- Born: August 27, 1949 (age 77) Trenton, New Jersey, U.S.
- Education: Massachusetts Institute of Technology Princeton University
- Awards: Bernard M. Gordon Prize for Innovation in Engineering and Technology (2005) Chester F. Carlson Award for Innovation in Engineering Education, (ASEE,1997) Anita Borg Institute Women of Vision Award for Social Impact (2007) IEEE Fellow (1993) IEEE Third Millennium Medal (2000)
- Scientific career
- Fields: Signal processing
- Workplaces: Purdue University
- Doctoral advisor: Kenneth Steiglitz

= Leah Jamieson =

American engineer (born 1949)

Leah H. Jamieson (born August 27, 1949) is an American engineering educator, currently the Ransburg Distinguished Professor of Electrical and Computer Engineering at Purdue University. Jamieson was a co-founder of the Engineering Projects in Community Service program (EPICS), a multi-university engineering design program that operates in a service-learning context. She is a recipient of the Gordon Prize. From 2006-2017, she served as the John A. Edwardson Dean of Engineering at Purdue.
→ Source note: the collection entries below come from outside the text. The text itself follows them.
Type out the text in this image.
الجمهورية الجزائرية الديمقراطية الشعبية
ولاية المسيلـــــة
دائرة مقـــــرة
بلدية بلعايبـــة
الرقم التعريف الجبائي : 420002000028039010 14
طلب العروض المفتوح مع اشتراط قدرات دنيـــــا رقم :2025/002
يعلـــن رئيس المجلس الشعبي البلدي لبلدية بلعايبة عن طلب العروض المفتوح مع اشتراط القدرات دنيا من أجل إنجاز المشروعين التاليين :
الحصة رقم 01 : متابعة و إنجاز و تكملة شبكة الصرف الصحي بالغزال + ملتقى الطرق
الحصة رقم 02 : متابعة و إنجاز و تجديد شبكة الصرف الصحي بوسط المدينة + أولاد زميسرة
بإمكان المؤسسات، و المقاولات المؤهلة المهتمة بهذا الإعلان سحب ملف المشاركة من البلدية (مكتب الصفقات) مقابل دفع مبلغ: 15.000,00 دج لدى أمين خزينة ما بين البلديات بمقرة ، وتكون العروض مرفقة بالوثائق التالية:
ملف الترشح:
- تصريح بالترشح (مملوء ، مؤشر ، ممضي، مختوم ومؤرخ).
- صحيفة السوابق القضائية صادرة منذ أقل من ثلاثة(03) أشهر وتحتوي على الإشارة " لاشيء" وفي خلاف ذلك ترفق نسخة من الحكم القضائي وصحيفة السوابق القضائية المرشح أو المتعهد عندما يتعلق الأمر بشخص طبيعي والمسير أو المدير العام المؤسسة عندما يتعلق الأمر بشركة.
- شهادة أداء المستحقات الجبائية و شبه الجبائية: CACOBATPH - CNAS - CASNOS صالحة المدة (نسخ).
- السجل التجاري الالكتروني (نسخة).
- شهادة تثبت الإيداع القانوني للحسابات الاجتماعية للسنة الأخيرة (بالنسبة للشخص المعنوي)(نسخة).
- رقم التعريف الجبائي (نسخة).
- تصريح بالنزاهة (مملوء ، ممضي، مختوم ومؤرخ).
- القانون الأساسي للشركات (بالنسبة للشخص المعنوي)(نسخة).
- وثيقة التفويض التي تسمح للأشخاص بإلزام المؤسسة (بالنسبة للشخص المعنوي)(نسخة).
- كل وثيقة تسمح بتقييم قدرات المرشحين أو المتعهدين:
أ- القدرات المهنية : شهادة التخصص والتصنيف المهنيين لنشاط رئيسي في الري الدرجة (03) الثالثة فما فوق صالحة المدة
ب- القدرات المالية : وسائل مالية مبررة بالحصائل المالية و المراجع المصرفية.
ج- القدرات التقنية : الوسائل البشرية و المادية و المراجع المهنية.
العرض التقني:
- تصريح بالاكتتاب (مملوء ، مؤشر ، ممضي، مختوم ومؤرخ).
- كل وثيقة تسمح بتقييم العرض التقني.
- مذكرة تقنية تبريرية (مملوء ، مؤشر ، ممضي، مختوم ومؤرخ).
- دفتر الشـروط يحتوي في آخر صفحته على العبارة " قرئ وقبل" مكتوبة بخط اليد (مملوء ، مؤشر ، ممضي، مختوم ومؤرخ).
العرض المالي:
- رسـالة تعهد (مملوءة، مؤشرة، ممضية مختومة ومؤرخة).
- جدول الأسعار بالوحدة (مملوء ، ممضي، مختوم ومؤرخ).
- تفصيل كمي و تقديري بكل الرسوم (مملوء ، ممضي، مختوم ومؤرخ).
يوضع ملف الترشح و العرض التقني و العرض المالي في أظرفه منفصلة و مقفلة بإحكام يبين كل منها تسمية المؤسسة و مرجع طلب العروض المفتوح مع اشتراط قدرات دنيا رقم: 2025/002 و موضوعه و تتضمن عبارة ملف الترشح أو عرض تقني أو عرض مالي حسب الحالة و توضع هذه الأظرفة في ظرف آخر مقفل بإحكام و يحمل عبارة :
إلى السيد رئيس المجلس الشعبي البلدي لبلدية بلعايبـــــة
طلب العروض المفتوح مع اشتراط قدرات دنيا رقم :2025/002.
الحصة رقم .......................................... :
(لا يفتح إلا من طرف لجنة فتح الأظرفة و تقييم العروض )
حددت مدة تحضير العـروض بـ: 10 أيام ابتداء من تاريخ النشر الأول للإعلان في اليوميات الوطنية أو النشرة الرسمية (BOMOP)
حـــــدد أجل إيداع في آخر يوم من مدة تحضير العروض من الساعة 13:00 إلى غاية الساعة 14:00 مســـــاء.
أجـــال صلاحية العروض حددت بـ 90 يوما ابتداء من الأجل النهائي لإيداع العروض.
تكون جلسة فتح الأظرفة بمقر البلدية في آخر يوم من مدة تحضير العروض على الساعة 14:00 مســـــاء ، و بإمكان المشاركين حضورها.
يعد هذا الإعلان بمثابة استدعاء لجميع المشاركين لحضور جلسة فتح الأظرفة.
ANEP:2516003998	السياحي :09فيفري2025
Jamieson was elected a member of the US National Academy of Engineering in 2005 for innovations in integrating engineering education and community service. She served as the 2007 President and CEO of the Institute of Electrical and Electronics Engineers (IEEE).

==Biography==
Jamieson was born in 1949 and grew up in New Jersey. She received the B.S. degree in mathematics in 1972 from the Massachusetts Institute of Technology (MIT). She received M.A. and M.S.E. degrees in 1974 and a Ph.D. in 1977, all three from Princeton University.

Jamieson has worked as Professor of Engineering at Purdue University since 1976. Her research interests include speech analysis and recognition; the design and analysis of parallel processing algorithms; and the application of parallel processing to the areas of digital speech, image, and signal processing. She has authored over 200 journal and conference papers in these areas and has co-edited books on algorithmically specialized parallel computers (Academic Press, 1985) and the characteristics of parallel algorithms (MIT Press, 1987). She served Purdue as Director of the Graduate Program in Electrical Engineering (1990–94), Director of Graduate Admissions (1994–96), Interim Head of the School of Electrical and Computer Engineering (2002), and Associate Dean of Engineering for Undergraduate Education (2004–06). She is currently the Ransburg Distinguished Professor of Electrical and Computer Engineering at Purdue University and holds a courtesy appointment in Purdue's School of Engineering Education. From 2006-2017, she served as the John A. Edwardson Dean of Engineering at Purdue.

==Engineering Projects in Community Service==

In Fall 1995 Jamieson and her Purdue colleague Edward J. Coyle founded Engineering Projects in Community Service, an academic engineering design program that operates in a service-learning context.
The program, which was initially offered only at Purdue, is available at present in 18 universities. It offers students from multiple disciplines with the opportunity to be part of engineering project design teams that work with nonprofit community organizations. The teams provide technological solutions to challenges faced by the community organizations and their target audiences. Examples of EPICS projects include the Spanish In Action Project at Butler University, which provides students with a web-based computer game that helps them learn Spanish vocabulary; and the Sensor Network Air Pollution Monitoring project at Drexel University that allows measurement of diesel particulate concentration in Philadelphia's neighborhoods. For founding and administering EPICS, Jamieson has received in 2005 the Bernard M. Gordon Prize for Innovation in Engineering and Technology (with colleagues Edward J. Coyle and William C. Oakes).
In 2008 the EPICS program has announced EPICS High, an extension of the program's scope to integrate high school students in the design teams.

==Presidency of IEEE==

In November 2005 Jamieson was elected 2006 President-elect by members of the Institute of Electrical and Electronics Engineers (IEEE). IEEE the world's largest technical professional society, focused on electrical engineering, computer engineering, computer science and the related arts and sciences. The other candidates in the 2005 elections were Gerald Peterson and James M. Tien.

Jamieson served as president and CEO of IEEE in 2007. Her presidency was characterized by a strong effort to redefine and expand the strategic planning process within IEEE, and to start an IEEE public visibility program. Other notable developments during her presidency included expansion of IEEE's pre-university engineering education programs and reorganization of the IEEE Regional Activities Board (renamed Member and Geographical Activities Board).

==Publications==
- 1985, Algorithmically Specialized Parallel Computers (1985, Academic Press, ISBN 0-12-654130-2), Editor, with Lawrence Snyder, Dennis B. Gannon and Howard Jay Siegel.
- 1987, The Characteristics of Parallel Algorithms (1987, MIT Press, ISBN 978-0-262-10036-6), Editor, with Dennis B. Gannon and Robert J. Douglass.